Веригин пробежал глазами бумагу, перебеленную хорошим почерком, и размашисто подписал. Медовиков, как всегда, был прав: он изложил факт как случай, а от случайностей еще никто не застрахован, хотя, может, только теперь Веригин и понял, что в этом случае таилась закономерность. Он собрался к Кожемякину, сказав, что, когда вернется, позвонит Медовикову в каюту.

— Не потребуется, — сказал Медовиков.

— Откуда тебе знать, ясновидец? На картах, что ли, прикинул?

— Зачем на картах, — Медовиков был невозмутим и даже как будто обижен, что вот он-де толкует-толкует прописные истины, а его не понимают да еще сомневаются. — Душу человеческую надо знать. Она же из одного теста, что у матроса, что у комдива.

И они опять разошлись в разные стороны: Медовиков к себе в корму, а Веригин направо и вверх по трапу. Он прошел в салон, поискал среди офицеров комдива Кожемякина, который, зевая, листал журналы и явно был не в духе.

— Ну что там у тебя? — спросил он, откладывая журнал в сторону.

— Да вот, — сказал Веригин, подавая бумагу.

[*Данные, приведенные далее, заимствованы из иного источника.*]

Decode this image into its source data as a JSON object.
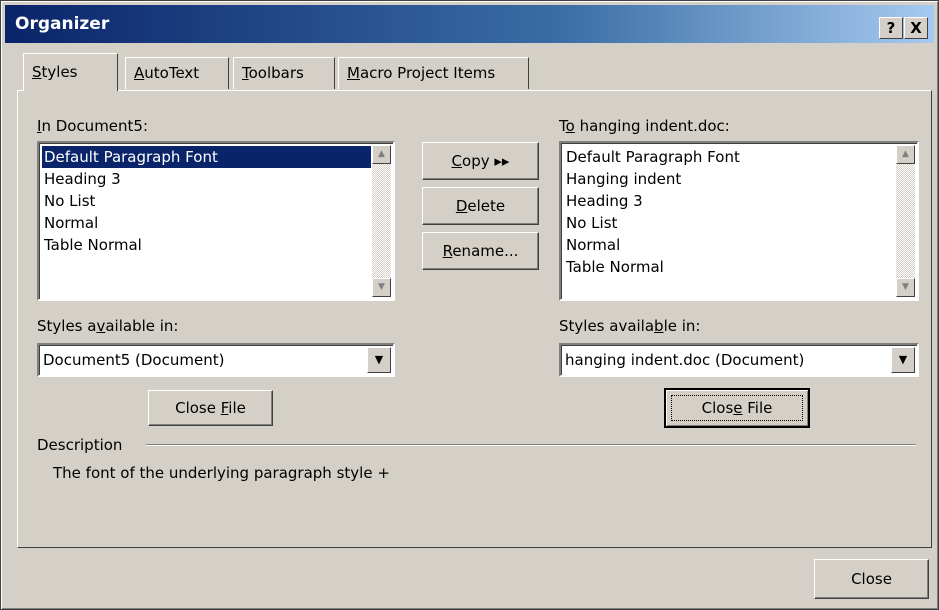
{
  "window": {
    "title": "Organizer",
    "help_glyph": "?",
    "close_glyph": "X"
  },
  "tabs": [
    {
      "prefix": "",
      "accel": "S",
      "rest": "tyles"
    },
    {
      "prefix": "",
      "accel": "A",
      "rest": "utoText"
    },
    {
      "prefix": "",
      "accel": "T",
      "rest": "oolbars"
    },
    {
      "prefix": "",
      "accel": "M",
      "rest": "acro Project Items"
    }
  ],
  "left": {
    "label_accel": "I",
    "label_rest": "n Document5:",
    "items": [
      "Default Paragraph Font",
      "Heading 3",
      "No List",
      "Normal",
      "Table Normal"
    ],
    "selected": "Default Paragraph Font",
    "available_pre": "Styles a",
    "available_accel": "v",
    "available_post": "ailable in:",
    "combo_value": "Document5 (Document)",
    "close_file_pre": "Close ",
    "close_file_accel": "F",
    "close_file_post": "ile"
  },
  "right": {
    "label_pre": "T",
    "label_accel": "o",
    "label_post": " hanging indent.doc:",
    "items": [
      "Default Paragraph Font",
      "Hanging indent",
      "Heading 3",
      "No List",
      "Normal",
      "Table Normal"
    ],
    "available_pre": "Styles availa",
    "available_accel": "b",
    "available_post": "le in:",
    "combo_value": "hanging indent.doc (Document)",
    "close_file_pre": "Clos",
    "close_file_accel": "e",
    "close_file_post": " File"
  },
  "middle": {
    "copy_accel": "C",
    "copy_rest": "opy",
    "copy_arrows": "▸▸",
    "delete_accel": "D",
    "delete_rest": "elete",
    "rename_accel": "R",
    "rename_rest": "ename..."
  },
  "description": {
    "label": "Description",
    "text": "The font of the underlying paragraph style +"
  },
  "footer": {
    "close_label": "Close"
  },
  "scroll_icons": {
    "up": "▲",
    "down": "▼",
    "combo": "▼"
  }
}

Кожемякин прочитал ее и раз, и другой, потом поднялся, привычно одернул китель, пробежал пальцами по пуговицам.

— Подожди меня здесь. Пойду доложусь командиру БЧ. Экая с вами морока. — Он с неудовольствием потянул носом воздух, как бы говоря, что все это дурно пахнет, и вышел.

Веригин послонялся из угла в угол, открыл крышку пианино, ткнул пальцем в один и другой клавиш, извлекая из инструмента прыгающий мотивчик «Чи-жик-пы-жик, где ты был?..», и вопросительно оглянулся. На него не обратили внимания, и тогда Веригин повторил упражнение.

— Слушайте, Веригин, вам что — делать нечего? — спросили из-за шахматного столика, не подняв даже головы.

— А если нечего?

— Так идите спать, следуя мудрому правилу: матрос спит, а служба идет.

— Скушно, — выйдя на середину салона и ни к кому прямо не обращаясь, произнес Веригин.